Secondary Prevention in Primary and Secondary Care for Patients Following a Myocardial Infarction (MI)

Scope of the guidance

This item reflects the best available evidence to improve outcomes for people after they have had a myocardial infarction (MI).  It updates the previous NICE guideline ‘Prophylaxis for patients who have experienced a myocardial infarction’ published in 2001. The guidance differentiates between treatment for people after an MI in the last twelve months; and after a proven MI in the past (more than 12 months ago).

 

What’s new?    The drug therapy section has been revised in this latest version, and information on cardiac rehabilitation and lifestyle changes has been expanded.

 

Secondary prevention is ‘the long term treatment to prevent recurrent cardiac mortality in people who either had a prior acute myocardial infarction (MI) or are at high risk due to severe coronary artery stenoses, angina, or prior coronary surgical procedures.’  (Gami A – see Further Reading).

Source

Cooper A, Skinner J, Nherera L et al. Clinical Guidelines and Evidence Review for Post Myocardial Infarction: Secondary prevention in primary and secondary care for patients following a myocardial infarction. London: National Collaborating Centre for Primary Care and RCGP; 2007.

www.nice.org.uk/nicemedia/pdf/CG48FullGuideline.pdf

 

Key points

1. Lifestyle

  • Advise patients to be physically active for 20-30 minutes a day to the point of slight breathlessness. Encourage those patients not up to this to increase their activity in a gradual step-by-step fashion, to boost their exercise capacity. They should start at a level that is comfortable and increase the duration and intensity of activity as they become fitter.
  • Advise all patients who smoke to quit and offer them help with smoking cessation in line with ‘brief interventions and referral for smoking cessation in primary care and other settings’ (NICE 2006 – see Further Reading).
  • Advise patients to keep their weekly alcohol consumption within safe limits (no more than 21 units of alcohol per week for men or 14 units per week for women) and to avoid binge drinking.
  • Advise patients to eat a Mediterranean-style diet (more bread, fruit, vegetables and fish; less meat; and replace butter and cheese with products based on vegetable and plant oils).
  • Offer overweight and obese patients advice and support to achieve and maintain a healthy weight this makes sense even if there is limited evidence of the effectiveness of primary care interventions in obesity.

2. Cardiac rehabilitation

  • Advise all patients who have had an acute MI about local cardiac rehabilitation programmes, and offer them a programme with an exercise component.

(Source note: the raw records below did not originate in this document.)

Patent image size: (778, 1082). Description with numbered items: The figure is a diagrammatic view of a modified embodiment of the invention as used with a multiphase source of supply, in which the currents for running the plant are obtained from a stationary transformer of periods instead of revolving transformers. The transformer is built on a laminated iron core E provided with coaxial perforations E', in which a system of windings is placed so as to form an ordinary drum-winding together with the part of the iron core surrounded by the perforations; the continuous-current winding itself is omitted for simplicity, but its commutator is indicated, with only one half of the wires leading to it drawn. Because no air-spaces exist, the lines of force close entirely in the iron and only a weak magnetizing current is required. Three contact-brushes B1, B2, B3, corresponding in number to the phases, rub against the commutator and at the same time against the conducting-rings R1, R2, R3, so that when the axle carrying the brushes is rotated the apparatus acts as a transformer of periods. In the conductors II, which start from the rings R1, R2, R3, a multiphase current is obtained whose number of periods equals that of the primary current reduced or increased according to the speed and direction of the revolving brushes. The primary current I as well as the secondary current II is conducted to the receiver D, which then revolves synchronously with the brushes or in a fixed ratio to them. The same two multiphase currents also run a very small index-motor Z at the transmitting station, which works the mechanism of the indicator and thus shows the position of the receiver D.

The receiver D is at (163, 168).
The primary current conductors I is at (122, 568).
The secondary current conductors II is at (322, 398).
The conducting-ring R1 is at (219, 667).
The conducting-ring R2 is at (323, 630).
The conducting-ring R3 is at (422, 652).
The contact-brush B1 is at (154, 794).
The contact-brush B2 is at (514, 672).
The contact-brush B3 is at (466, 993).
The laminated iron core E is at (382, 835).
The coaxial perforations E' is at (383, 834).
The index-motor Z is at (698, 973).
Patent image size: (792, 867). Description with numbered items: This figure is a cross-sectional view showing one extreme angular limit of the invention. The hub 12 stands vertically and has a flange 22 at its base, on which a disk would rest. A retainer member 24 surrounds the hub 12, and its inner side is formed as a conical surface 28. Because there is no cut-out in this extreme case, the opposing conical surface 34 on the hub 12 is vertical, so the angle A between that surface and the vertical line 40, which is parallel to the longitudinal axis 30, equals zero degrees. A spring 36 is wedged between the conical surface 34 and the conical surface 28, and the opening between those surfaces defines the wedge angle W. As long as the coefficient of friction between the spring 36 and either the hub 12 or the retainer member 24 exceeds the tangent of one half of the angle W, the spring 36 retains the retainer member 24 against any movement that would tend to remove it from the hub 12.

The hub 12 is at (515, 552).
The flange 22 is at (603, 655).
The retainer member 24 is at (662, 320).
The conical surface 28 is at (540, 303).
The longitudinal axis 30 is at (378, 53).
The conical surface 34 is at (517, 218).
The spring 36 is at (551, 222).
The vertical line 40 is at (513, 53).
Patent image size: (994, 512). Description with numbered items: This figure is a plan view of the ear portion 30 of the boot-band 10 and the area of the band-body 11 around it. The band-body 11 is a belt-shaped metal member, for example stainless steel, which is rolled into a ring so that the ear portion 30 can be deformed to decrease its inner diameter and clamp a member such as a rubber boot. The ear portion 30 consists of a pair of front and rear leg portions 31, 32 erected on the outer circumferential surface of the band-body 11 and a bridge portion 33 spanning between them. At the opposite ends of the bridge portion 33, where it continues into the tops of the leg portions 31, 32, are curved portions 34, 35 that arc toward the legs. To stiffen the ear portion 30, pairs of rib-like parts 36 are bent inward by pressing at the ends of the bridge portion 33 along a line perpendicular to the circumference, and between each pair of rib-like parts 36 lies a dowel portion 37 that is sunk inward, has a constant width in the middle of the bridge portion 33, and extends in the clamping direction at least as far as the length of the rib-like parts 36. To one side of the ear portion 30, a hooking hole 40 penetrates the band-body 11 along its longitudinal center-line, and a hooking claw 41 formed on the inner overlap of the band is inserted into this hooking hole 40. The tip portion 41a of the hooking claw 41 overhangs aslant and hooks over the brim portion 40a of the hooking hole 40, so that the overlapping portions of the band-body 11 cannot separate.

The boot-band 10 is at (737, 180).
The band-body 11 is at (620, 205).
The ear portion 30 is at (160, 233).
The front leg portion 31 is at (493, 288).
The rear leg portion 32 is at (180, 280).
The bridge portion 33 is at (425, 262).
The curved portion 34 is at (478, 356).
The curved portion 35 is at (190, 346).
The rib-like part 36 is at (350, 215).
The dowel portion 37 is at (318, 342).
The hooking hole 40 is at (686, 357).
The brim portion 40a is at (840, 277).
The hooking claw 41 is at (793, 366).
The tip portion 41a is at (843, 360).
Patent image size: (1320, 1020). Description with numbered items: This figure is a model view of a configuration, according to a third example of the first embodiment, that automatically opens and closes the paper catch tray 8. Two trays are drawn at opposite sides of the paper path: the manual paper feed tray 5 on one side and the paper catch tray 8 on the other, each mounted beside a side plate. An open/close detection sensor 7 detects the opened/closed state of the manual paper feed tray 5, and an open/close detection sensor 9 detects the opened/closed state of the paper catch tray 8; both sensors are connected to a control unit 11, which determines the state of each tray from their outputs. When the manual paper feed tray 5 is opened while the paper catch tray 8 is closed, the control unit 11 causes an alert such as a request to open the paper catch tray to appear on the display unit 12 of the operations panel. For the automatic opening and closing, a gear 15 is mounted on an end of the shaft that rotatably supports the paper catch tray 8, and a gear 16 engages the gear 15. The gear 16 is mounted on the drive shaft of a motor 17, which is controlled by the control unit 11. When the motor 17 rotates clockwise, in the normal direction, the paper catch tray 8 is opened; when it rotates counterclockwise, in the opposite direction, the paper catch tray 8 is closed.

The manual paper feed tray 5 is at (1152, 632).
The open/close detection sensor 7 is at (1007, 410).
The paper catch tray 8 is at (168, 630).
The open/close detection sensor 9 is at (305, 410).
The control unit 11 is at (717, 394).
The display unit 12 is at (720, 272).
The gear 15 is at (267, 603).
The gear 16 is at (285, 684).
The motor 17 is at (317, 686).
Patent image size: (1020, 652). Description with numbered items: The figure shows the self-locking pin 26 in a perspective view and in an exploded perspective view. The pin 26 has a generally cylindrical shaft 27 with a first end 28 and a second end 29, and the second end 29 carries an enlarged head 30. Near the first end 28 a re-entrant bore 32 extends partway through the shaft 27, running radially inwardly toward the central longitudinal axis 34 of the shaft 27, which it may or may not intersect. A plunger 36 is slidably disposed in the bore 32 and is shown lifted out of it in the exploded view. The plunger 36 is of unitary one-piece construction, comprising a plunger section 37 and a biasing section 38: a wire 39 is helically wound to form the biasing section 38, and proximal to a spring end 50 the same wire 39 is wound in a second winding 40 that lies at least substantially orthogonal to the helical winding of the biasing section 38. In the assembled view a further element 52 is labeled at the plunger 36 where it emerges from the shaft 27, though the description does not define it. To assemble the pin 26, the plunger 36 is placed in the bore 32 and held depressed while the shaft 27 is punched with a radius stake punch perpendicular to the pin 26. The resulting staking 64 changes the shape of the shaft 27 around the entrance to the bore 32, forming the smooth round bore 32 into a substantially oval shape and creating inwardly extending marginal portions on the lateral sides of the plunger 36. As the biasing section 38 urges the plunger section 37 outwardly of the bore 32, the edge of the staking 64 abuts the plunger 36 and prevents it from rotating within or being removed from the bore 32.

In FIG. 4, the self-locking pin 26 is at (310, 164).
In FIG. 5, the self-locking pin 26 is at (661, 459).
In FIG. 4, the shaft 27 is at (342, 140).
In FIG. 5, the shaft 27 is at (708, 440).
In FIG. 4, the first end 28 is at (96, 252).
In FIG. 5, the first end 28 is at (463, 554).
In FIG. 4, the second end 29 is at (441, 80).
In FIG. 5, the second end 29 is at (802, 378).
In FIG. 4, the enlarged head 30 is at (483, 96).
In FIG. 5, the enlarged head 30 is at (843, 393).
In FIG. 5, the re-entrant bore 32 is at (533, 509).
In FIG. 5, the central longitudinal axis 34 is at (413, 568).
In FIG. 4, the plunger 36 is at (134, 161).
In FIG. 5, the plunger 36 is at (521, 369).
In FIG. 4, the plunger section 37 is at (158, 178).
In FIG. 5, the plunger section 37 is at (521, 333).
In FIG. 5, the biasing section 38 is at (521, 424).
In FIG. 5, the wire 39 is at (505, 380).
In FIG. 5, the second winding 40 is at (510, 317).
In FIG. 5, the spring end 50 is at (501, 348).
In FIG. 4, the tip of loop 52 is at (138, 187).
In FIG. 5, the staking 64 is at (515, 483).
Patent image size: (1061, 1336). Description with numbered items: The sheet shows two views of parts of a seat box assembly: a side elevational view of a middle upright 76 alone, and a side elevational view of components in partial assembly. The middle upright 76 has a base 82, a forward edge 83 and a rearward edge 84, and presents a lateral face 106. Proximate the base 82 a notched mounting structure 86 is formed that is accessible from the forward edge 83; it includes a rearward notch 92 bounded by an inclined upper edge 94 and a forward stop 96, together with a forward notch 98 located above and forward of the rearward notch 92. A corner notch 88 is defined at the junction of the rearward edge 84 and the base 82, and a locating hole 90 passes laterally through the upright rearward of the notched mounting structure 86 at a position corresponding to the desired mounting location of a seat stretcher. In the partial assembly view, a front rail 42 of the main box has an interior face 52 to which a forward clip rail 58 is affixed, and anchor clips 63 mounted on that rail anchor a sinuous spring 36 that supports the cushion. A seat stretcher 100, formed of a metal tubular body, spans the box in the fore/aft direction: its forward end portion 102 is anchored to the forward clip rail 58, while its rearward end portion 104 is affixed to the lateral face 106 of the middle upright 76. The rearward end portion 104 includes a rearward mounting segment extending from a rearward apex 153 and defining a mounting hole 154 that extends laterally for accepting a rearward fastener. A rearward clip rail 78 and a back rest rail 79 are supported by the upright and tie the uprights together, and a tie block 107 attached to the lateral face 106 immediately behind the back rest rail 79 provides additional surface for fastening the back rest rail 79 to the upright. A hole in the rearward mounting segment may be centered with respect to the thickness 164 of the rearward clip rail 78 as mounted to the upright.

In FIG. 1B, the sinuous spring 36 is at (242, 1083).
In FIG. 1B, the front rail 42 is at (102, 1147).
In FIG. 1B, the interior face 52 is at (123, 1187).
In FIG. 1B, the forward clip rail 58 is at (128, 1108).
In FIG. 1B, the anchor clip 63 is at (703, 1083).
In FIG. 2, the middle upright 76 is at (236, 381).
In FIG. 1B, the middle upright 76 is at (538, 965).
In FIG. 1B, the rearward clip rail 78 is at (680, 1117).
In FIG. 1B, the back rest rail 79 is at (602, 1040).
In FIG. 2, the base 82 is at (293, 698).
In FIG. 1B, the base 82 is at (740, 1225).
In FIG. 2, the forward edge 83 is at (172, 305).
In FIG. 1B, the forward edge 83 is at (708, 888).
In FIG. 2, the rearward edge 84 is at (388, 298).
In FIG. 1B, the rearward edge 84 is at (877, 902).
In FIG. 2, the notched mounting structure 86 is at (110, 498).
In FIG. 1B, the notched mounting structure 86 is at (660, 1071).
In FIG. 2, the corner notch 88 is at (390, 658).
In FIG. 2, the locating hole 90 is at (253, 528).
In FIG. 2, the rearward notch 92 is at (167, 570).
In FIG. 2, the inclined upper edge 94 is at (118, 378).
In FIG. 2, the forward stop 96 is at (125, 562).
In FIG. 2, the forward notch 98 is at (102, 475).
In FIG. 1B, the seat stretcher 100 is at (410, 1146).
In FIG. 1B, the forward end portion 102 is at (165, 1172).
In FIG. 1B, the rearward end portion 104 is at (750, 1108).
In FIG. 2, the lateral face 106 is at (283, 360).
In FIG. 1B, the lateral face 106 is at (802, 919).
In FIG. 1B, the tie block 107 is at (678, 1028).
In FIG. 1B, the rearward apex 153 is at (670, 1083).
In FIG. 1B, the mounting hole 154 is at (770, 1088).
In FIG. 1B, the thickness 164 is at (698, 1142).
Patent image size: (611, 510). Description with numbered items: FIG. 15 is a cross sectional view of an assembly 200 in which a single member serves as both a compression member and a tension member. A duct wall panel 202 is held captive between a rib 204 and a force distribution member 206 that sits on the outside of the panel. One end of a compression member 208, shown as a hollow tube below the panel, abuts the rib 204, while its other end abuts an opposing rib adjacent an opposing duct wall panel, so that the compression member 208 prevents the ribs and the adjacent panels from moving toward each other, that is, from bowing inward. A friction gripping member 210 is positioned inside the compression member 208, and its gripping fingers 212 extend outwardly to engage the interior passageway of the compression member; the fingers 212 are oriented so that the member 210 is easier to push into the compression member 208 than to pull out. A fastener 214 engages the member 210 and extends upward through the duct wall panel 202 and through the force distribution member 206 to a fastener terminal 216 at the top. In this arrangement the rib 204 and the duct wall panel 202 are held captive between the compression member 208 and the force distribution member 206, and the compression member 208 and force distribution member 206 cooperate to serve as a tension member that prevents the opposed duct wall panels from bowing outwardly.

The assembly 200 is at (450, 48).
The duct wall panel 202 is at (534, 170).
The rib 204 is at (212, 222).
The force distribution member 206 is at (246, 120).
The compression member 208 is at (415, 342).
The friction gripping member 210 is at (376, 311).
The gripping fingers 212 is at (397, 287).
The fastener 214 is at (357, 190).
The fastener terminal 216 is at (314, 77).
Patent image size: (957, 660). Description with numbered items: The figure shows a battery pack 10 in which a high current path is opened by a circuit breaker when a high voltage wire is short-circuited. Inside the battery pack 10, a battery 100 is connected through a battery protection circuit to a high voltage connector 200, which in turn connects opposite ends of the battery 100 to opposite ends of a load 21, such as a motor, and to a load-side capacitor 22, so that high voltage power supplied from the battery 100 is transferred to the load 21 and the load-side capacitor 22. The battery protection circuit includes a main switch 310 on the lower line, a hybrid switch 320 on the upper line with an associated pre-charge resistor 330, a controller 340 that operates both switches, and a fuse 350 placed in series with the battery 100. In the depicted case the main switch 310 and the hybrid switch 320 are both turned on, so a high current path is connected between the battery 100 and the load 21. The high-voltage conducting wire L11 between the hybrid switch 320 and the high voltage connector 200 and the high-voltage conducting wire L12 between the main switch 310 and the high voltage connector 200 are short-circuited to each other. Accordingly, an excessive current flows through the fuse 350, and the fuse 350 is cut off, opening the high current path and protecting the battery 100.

If a patient has a clinical condition that may worsen during exercise (a cardiac or non-cardiac type), treat this if possible before the patient is offered the exercise component of cardiac rehabilitation.

3. Drug therapy – after an MI in the last 12 months

  • Treat all patients who have had an acute MI with the following drugs:

             o      ACE (angiotensin-converting enzyme) inhibitor

             o      aspirin

             o      beta blocker

             o      statin

  • Treat patients who have had an acute MI and who have symptoms and/or signs of heart failure and left ventricular systolic dysfunction with an aldosterone antagonist licensed for post-MI treatment.  Initiate within 3–14 days of the MI, preferably after starting ACE inhibitor therapy.
  • Treat patients with non-ST-segment-elevation acute coronary syndrome, with clopidogrel in combination with low-dose aspirin for 12 months. After 12 months, continue standard care including with low-dose aspirin, unless there are other indications to continue dual antiplatelet therapy.
  • Treat patients with an ST-segment-elevation MI with a combination of aspirin and clopidogrel in the first 24 hours after the MI; they should continue taking dual platelet therapy for at least 4 weeks. After this, give standard treatment including low-dose aspirin, unless there are other indications to continue dual antiplatelet therapy.
  • The evidence is different for patients who have had an MI longer than a year ago. For example, beta-blockers should not be started in asymptomatic patients with proven MI in the past who have preserved left ventricular function, unless they are at increased risk of other cardiovascular events or have other compelling indications for beta-blocker treatment.
  • There is a debate as to which sort of statin to use (see http://www3.interscience.wiley.com/cgi-bin/fulltext/114802538/PDFSTART for instance). Lower cost and less intensive statins such as simvastatin and pravastatin achieve smaller reductions in cholesterol levels than intensive statins post MI.

4. Coronary revascularisation

  • All patients should be offered a cardiological assessment to consider whether coronary revascularisation is appropriate. This should take into account any comorbidity.

5. Patients with hypertension

  • Treat hypertension to achieve the currently recommended target of 140/90 mmHg or lower. The blood pressure target will be lower though for patients with other comorbidities such as diabetes or renal disease.